The song in which I play with my range the most is “Christmas Time is Here”. We messed with 3 keys and in the end, I really wanted to bring out both my low range and my high one because the melancholic and childlike natures of the original really hit me at the core. I didn’t want to totally sound like a child, but I knew there was a part of my heart that understood the sweetness and innocence it needed. 

What is your next music project? What excites you most about it?

I oscillate between releasing singles and going for a full length album and in the end it might be something that incorporates both. I have a pile of love songs from my 20’s (I just turned 30 this year) that I need to get out of my system before I feel like I can truly move on. So I’m working on bringing them to life. 

I love them because they’re simple, sweet, naive, and quite catchy for what they are.

Which venue are you waiting to perform at? Why? 
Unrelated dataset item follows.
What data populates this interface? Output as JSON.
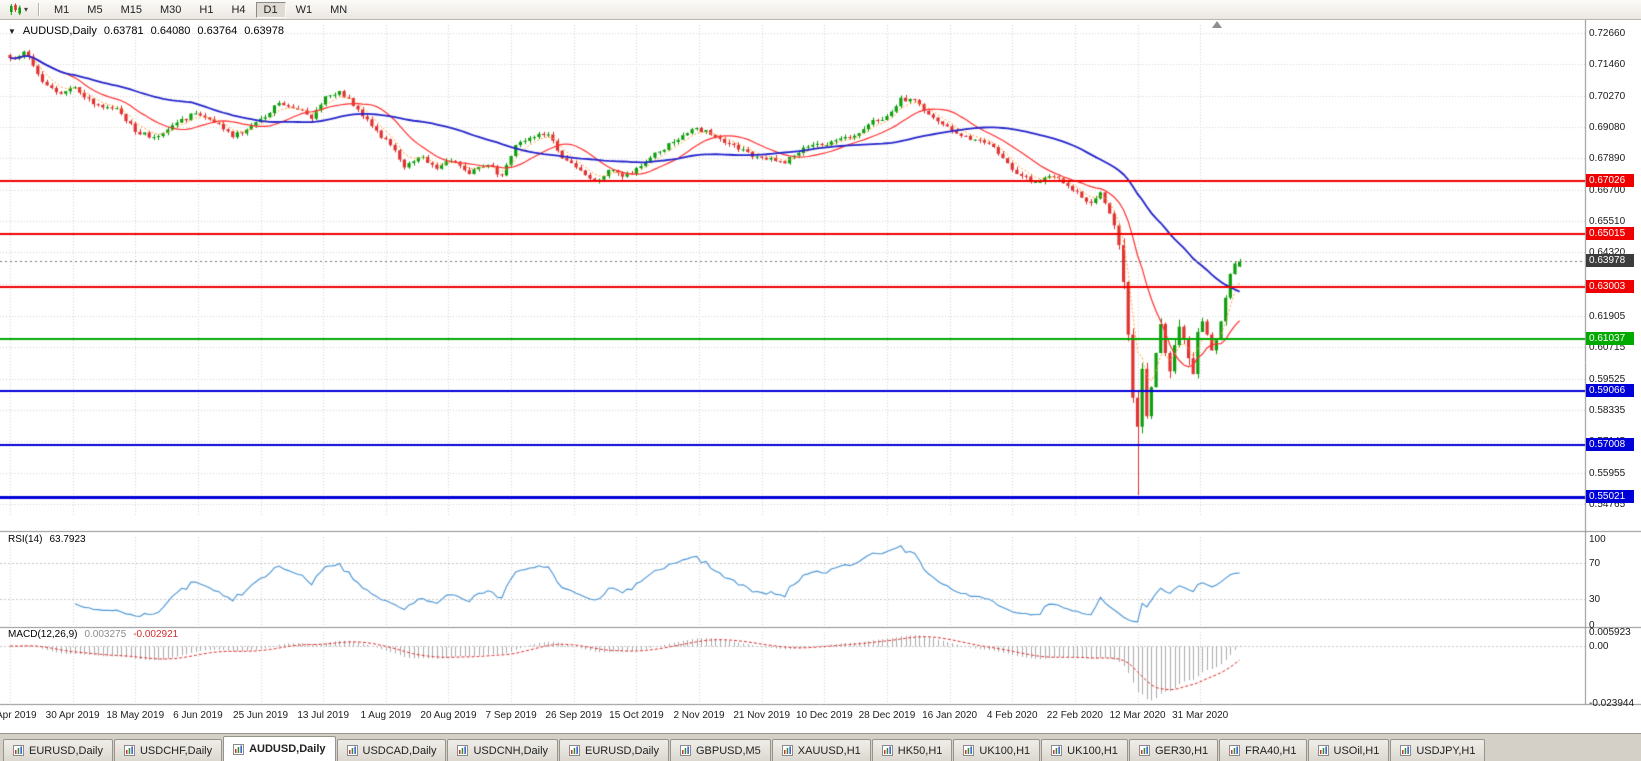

The big dream would be Royal Albert Hall (merely a dream at this point). In Chicago, the MCA or Art Institute. But for now, I’d be content even just being able to sit in someone’s living room or back porch again to bring them magic. The intimate settings really get me.

Recommendations for up and coming artists to take and treat their art as a business? 

Gosh I mean, I’m still an “up and coming artist”, so I’d be right there with all y’all. Always remember why you’re doing it. It’s not for the fame, the money, to validate your ego, identity, etc. If those are the reasons why you’re embarking at it, I assure you, no amount of business wisdom, no manager, no fan-base is gonna be good enough to pull you through the valleys into the mountains. 

If the music, the art, the beauty, the message aren’t enough, then I’d caution you to find yourself first, or else the stress, responsibilities, even successes will crush you.

Who are your favorite collaborators & people you just love to work with?

Oh I have so many. I can’t just name one, but I’ll throw out my awesome collaborations of 2020. Leo from Leo Music/Leomode really blew me away with this holiday project. 

I also did a collaboration with Abstrak Mind, Koryn Orcutt, and Brian Squillace that I feel has given me a new lens for writing uplifting pop (check out Til the End). I can never thank my drummer, Mike Hoyt, enough for sticking through with me these past few years (Where Were You? Is his drumming chops). 

And last but never the least engineers: Brok Mende, Colin Althaus, and Sam Moses have done their magic to bring out the best in every project. 

All these people I couldn’t be more grateful for.